OGH 3Ob42/20b

3Ob42/20bSupreme CourtOct 27, 2020

Full text

OGH 3Ob42/20b

  • Dokumenttyp: Entscheidungstext
  • Entscheidungsdatum: 27.10.2020
  • ECLI: ECLI:AT:OGH0002:2020:0030OB00042.20B.1027.000

Kopf

Der Oberste Gerichtshof hat durch den Hofrat des Obersten Gerichtshofs Dr. Roch als Vorsitzenden sowie den Hofrat Hon.Prof. PD Dr. Rassi, die Hofrätinnen Dr. WeixelbraunMohr und Dr. Kodek und den Hofrat Dr. Stefula als weitere Richter in der Exekutionssache der betreibenden Partei M*****, vertreten durch Mag. Thomas Fraiß, Rechtsanwalt in Wien, gegen die verpflichtete Partei M*****, wegen 6.092,36 EUR, über den „Antrag gemäß § 423 ZPO“ der verpflichteten Partei im Verfahren über den Revisionsrekurs gegen den Beschluss des Landesgerichts für Zivilrechtssachen Graz als Rekursgericht vom 28. Jänner 2020, GZ 4 R 168/19h63, den

Beschluss

gefasst:

Spruch

Der Antrag des Verpflichteten „die Ansprüche laut Revisionsrekurs auf Berücksichtigung von rechtskräftigen Exekutionstiteln als Sicherheit für den Aufschub und volle Sicherheit für die Einstellung der Exekution zu entscheiden,“ wird zurückgewiesen.

Begründung

Begründung:

[1] Der Senat wies zu 3 Ob 42/20b mit seinem Beschluss vom 18. August 2020 den Revisionsrekurs des Verpflichteten mangels erheblicher Rechtsfrage zurück.

[2] Der Verpflichtete stellt nunmehr den aus dem Spruch ersichtlichen „Antrag gemäß § 423 ZPO“. Nach Ansicht des Verpflichteten erscheine die Entscheidung „ergänzungs- bzw auslegungsbedürftig“. In Punkt 3.3 seiner Entscheidung würde der Oberste Gerichtshof die Ausführungen in der Oppositionsklage übergehen. Der Verpflichtete sei der Ansicht, dass sein Revisonsrekurs im Grunde nicht behandelt worden sei.
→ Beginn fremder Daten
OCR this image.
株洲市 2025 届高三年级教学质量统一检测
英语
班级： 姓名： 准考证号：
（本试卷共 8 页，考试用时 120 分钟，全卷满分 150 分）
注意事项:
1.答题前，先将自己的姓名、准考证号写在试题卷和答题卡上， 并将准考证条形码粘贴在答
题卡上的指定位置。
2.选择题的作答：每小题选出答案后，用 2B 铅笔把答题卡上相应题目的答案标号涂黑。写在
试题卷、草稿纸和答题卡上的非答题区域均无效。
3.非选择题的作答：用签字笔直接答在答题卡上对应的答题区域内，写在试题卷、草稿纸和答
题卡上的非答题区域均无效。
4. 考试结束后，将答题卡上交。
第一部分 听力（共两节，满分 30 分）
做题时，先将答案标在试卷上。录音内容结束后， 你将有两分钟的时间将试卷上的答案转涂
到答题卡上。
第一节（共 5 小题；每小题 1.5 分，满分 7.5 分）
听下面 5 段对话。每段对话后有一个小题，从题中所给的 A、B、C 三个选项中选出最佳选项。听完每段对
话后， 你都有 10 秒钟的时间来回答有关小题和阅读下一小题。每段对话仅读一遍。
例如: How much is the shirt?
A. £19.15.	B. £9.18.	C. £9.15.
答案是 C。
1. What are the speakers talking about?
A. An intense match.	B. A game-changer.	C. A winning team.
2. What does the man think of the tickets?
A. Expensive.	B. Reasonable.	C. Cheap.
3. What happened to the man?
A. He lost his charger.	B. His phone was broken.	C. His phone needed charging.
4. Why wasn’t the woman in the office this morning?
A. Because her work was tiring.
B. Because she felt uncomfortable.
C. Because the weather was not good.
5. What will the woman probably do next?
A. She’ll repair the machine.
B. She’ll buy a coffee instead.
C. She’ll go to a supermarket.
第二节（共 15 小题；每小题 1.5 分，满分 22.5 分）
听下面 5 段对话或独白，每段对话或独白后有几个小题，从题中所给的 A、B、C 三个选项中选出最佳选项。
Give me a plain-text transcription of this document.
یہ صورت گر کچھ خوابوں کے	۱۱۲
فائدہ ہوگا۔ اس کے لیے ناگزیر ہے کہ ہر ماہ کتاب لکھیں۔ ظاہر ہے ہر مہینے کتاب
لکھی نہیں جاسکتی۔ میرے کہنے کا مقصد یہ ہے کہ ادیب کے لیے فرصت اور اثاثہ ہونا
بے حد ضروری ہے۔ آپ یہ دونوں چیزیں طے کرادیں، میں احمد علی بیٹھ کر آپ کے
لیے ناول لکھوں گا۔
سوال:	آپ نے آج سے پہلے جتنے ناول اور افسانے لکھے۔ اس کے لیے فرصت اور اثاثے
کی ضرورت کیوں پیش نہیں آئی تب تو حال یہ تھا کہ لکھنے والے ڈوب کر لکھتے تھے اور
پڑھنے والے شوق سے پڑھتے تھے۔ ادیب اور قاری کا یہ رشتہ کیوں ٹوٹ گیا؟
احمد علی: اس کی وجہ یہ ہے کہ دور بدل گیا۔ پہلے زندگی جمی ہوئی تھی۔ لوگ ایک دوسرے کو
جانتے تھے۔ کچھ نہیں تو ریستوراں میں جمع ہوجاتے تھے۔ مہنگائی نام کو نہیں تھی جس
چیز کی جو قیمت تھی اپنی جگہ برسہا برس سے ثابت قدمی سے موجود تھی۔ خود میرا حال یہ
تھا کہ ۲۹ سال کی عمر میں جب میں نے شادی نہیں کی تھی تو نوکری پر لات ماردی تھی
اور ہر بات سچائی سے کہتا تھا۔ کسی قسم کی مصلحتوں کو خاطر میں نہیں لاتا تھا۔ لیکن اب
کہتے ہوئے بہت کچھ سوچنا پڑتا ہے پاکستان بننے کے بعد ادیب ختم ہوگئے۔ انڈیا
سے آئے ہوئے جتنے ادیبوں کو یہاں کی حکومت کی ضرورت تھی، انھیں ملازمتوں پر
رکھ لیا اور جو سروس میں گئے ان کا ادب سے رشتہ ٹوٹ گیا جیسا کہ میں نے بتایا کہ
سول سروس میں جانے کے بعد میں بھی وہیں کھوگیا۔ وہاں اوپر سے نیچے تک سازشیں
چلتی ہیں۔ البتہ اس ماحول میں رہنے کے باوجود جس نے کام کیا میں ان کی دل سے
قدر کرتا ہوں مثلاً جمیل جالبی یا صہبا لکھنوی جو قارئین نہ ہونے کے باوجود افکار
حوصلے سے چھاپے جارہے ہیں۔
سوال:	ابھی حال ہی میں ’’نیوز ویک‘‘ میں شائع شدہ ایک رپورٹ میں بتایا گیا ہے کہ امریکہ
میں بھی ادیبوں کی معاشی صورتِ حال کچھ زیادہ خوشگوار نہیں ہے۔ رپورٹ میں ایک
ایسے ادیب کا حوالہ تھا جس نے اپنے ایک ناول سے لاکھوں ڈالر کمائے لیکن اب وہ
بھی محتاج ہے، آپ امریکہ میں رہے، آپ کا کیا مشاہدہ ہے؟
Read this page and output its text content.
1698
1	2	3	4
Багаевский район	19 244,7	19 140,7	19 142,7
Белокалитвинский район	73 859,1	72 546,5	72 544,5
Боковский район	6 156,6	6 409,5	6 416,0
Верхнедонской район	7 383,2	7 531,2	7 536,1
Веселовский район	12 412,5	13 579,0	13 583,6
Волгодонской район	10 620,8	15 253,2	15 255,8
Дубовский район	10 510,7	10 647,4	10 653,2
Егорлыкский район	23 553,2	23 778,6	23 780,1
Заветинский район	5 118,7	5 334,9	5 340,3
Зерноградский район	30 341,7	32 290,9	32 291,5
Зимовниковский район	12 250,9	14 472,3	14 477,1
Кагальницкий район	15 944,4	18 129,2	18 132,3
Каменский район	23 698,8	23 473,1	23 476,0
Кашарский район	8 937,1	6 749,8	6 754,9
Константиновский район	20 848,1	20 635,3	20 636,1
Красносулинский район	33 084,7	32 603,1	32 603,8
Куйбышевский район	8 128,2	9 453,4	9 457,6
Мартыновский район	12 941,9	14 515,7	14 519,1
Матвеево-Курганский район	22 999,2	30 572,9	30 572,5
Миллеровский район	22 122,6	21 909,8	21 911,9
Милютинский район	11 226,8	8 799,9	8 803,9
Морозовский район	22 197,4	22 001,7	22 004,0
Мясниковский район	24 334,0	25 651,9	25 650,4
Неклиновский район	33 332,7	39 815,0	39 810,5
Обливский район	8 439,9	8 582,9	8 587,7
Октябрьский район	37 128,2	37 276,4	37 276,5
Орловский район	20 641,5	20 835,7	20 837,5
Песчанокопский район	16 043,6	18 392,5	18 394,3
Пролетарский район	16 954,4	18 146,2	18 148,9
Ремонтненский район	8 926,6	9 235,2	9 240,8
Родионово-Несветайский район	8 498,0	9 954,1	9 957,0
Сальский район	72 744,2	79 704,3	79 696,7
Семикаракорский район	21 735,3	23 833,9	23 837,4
Der Oberste Gerichtshof hätte zum Ergebnis kommen müssen, dass rechtskräftige Exekutionstitel jedenfalls als volle Sicherheit tauglich seien. Sein Vorbringen, dass es wegen der Sicherstellungen niemals zur Verwertung der Liegenschaft kommen würde, sei vom Obersten Gerichtshof nicht beachtet worden und nicht iSd § 423 ZPO erledigt.

[3] § 423 ZPO sieht eine Ergänzung der Entscheidung nur für den Fall vor, dass „ein Anspruch, über welchen zu entscheiden war, übergangen“ oder über ein Kostenbegehren nicht oder nur unvollständig erkannt wurde. Eine unvollständige Erledigung seines Rechtsmittels liegt hier nicht vor. Der Senat ist zudem auf die nun aufgeworfene Problematik zur Sicherstellung in seiner Entscheidung eingegangen und hat klargestellt, dass das Vorbringen des Verpflichteten zur Sicherstellung der betriebenen Forderung nicht schlüssig sei.

[4] In Wahrheit strebt der Verpflichtete eine Abänderung der Entscheidung unter Heranziehung seiner Argumentation zur angeblich bestehenden Sicherheit an. Dafür ist der Ergänzungsantrag nicht vorgesehen.

[5] Da der Oberste Gerichtshof gemäß Art 92 Abs 1 BVG die oberste Instanz in Zivil- und Strafsachen ist und dessen Entscheidungen im innerstaatlichen Instanzenzug nicht mehr überprüfbar sind, sondern die Rechtslage im entschiedenen Einzelfall endgültig klären, sind Rechtsmittel gegen seine Entscheidungen unzulässig (RISJustiz RS0117577; zuletzt 4 Ob 160/19m).

[6] Der Antrag ist mangels Rechtsgrundlage zurückzuweisen.